ISO 25010

Software quality models


The ISO/IEC 25010 standard defines how we talk about software quality. Instead of treating “quality” as a fuzzy idea, it breaks it into eight characteristics that can be measured and designed for.

The Eight Characteristics

  1. Functional Suitability
    Does the software do what it’s supposed to? Are all required functions present, correct, and complete?

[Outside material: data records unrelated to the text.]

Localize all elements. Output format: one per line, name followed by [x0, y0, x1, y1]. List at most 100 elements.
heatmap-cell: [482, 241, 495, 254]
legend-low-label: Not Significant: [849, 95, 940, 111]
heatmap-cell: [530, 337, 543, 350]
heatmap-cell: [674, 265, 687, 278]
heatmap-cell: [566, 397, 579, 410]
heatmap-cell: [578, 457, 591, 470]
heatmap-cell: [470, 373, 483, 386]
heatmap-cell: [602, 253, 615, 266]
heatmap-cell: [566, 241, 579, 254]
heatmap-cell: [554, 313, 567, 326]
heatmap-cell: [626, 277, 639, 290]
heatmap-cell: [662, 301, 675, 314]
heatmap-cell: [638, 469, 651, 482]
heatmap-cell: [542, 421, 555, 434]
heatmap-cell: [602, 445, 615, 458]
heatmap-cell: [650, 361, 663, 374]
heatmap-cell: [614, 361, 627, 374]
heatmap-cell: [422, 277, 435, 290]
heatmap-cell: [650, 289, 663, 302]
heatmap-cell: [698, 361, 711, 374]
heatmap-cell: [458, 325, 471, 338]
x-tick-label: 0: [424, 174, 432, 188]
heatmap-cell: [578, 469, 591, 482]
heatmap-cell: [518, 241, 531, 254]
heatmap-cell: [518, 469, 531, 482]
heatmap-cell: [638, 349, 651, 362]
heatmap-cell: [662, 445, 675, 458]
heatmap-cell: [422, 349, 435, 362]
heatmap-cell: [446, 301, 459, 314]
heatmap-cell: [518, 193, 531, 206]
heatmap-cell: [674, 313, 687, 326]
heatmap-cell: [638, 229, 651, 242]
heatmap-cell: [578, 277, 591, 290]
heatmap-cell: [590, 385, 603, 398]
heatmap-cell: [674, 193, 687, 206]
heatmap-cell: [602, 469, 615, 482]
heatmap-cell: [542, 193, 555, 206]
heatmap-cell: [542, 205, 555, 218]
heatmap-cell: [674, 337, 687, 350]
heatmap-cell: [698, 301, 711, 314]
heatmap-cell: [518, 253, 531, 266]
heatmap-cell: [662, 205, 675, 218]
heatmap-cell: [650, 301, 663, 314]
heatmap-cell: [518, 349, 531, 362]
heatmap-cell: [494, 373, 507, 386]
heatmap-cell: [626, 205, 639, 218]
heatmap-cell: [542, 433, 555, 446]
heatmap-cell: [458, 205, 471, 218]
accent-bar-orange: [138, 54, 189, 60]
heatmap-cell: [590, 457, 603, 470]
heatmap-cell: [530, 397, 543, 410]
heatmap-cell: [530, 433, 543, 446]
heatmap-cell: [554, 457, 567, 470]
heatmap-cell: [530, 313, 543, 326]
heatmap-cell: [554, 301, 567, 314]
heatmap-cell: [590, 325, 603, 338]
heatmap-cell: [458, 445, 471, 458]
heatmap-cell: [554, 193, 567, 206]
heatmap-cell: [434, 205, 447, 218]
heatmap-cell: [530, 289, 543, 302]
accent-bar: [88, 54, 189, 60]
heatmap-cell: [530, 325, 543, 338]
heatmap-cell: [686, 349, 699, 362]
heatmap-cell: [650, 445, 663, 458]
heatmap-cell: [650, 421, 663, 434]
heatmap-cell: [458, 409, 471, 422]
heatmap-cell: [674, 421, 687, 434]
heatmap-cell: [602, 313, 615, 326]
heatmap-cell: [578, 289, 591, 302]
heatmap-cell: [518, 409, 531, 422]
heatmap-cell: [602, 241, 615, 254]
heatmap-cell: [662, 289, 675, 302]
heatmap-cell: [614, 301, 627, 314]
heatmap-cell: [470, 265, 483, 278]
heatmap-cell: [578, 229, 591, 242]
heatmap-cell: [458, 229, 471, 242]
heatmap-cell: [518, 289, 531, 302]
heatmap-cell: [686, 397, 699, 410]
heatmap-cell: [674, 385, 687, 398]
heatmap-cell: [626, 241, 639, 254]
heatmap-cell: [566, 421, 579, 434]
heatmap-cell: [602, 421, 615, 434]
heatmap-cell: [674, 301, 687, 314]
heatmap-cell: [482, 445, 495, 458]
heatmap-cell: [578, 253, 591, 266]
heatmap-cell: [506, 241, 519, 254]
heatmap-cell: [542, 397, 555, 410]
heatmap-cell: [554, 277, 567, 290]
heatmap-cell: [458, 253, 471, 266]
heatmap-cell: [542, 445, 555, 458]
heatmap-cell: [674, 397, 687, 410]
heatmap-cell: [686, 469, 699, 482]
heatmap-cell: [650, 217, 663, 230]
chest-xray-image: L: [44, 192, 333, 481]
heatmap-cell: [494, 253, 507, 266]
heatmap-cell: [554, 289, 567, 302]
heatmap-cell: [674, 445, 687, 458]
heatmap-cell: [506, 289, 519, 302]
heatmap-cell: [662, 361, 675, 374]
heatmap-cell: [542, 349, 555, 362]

  2. Performance Efficiency
    How fast and resource-friendly is it? This covers response time, throughput, and memory/CPU usage.

  3. Compatibility
    Can the system work well with other systems? Does it run on different platforms or integrate smoothly with external services?

  4. Usability
    Is it easy for people to learn and use? Includes accessibility, consistency, and user satisfaction.

  5. Reliability
    How stable is it over time? Can it recover from crashes or keep running under stress?

  6. Security
    Does it protect data and resist attacks? Think authentication, authorization, encryption, and auditing.

  7. Maintainability
    How easy is it to change? Covers modularity, readability, testability, and how simple it is to fix bugs or add features.

  8. Portability
    Can it be deployed in different environments? From operating systems to cloud vs. on-premise.


Why It Matters

ISO 25010 gives software teams a shared language. Instead of saying “make it better”, stakeholders can be precise:

  • “We need performance efficiency under weak networks.”
  • “Accessibility falls under usability.”
  • “We must guarantee reliability for 24/7 uptime.”

By mapping goals to these categories, architects and developers can design systems that meet real expectations—not just technical guesses.


References:

  • International Organisation for Standardization. (2011). ISO/IEC 25010:2011 Systems and software engineering — Systems and software Quality Requirements and Evaluation (SQuaRE) — System and software quality models. ISO.